The Phraser

Book Review: The Story of the Lost Child by Elena Ferrante

The last of Elena Ferrante's Neapolitan novels

This is a story about the dark places, and the fires, inside all of us.  It’s not new, it’s as old as Naples, but it’s told with the energy of possibility and through the eyes of women.

The Story of the Lost Child is the last book in a series of four – the Neapolitan novels.

Naples, Italy

Naples, Italy

As I see it there are two key ingredients to these books: Ferrante’s writing skills; and the people of Naples.  The writing is compelling and light, and the subject is raw, observed.

At the centre of the story is a female friendship developed over decades.  This friendship, and the women involved, become the brushes the author uses to paint in the lives and loyalties of the women’s community.

One brush is carefully fashioned, it stands back and paints in thoughtful strokes; the other is quick and sharp – it lives among the paints, it highlights, it draws the eye, it stabs the colour, it bleeds the truth outwards.

The result is a two story view of ambitions and loves, where neither escapes the stain of corruption that spreads like mould across the generations.  The canvas is vivid, dense with strangled life in the city of Naples.
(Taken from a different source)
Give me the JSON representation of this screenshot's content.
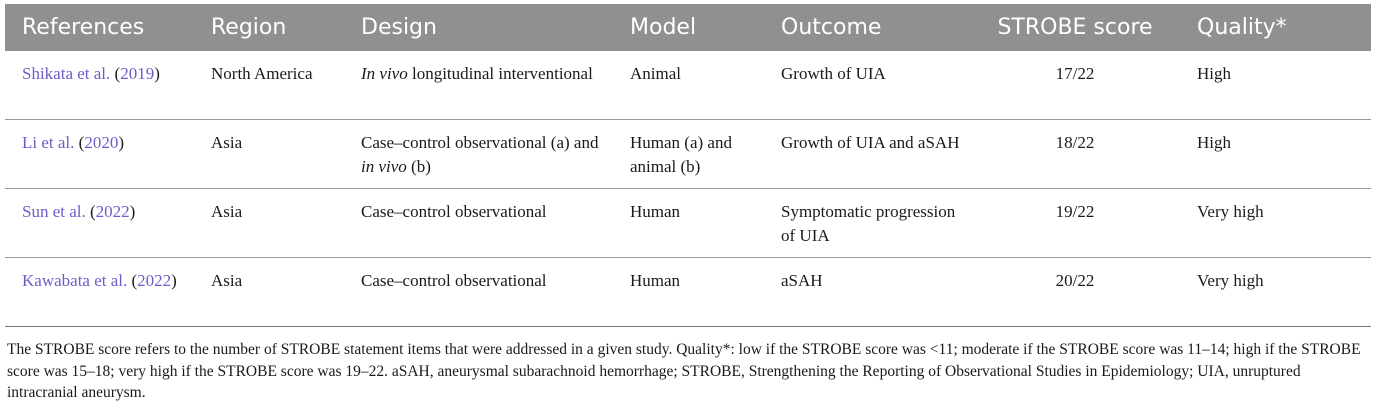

It sounds bleak … perhaps the story is, but the delivery is not. The books are packed with pace and with enough mirrors to catch all of us, even to allow us to examine the writer herself, trapped by the consequences of her own creation.

It’s a story that goes right to the guts of life, and the writing, like all great writing, is so easy to read it’s almost as though it’s not there.  You don’t have to be female, or to know Naples, to be devoured by this series of novels.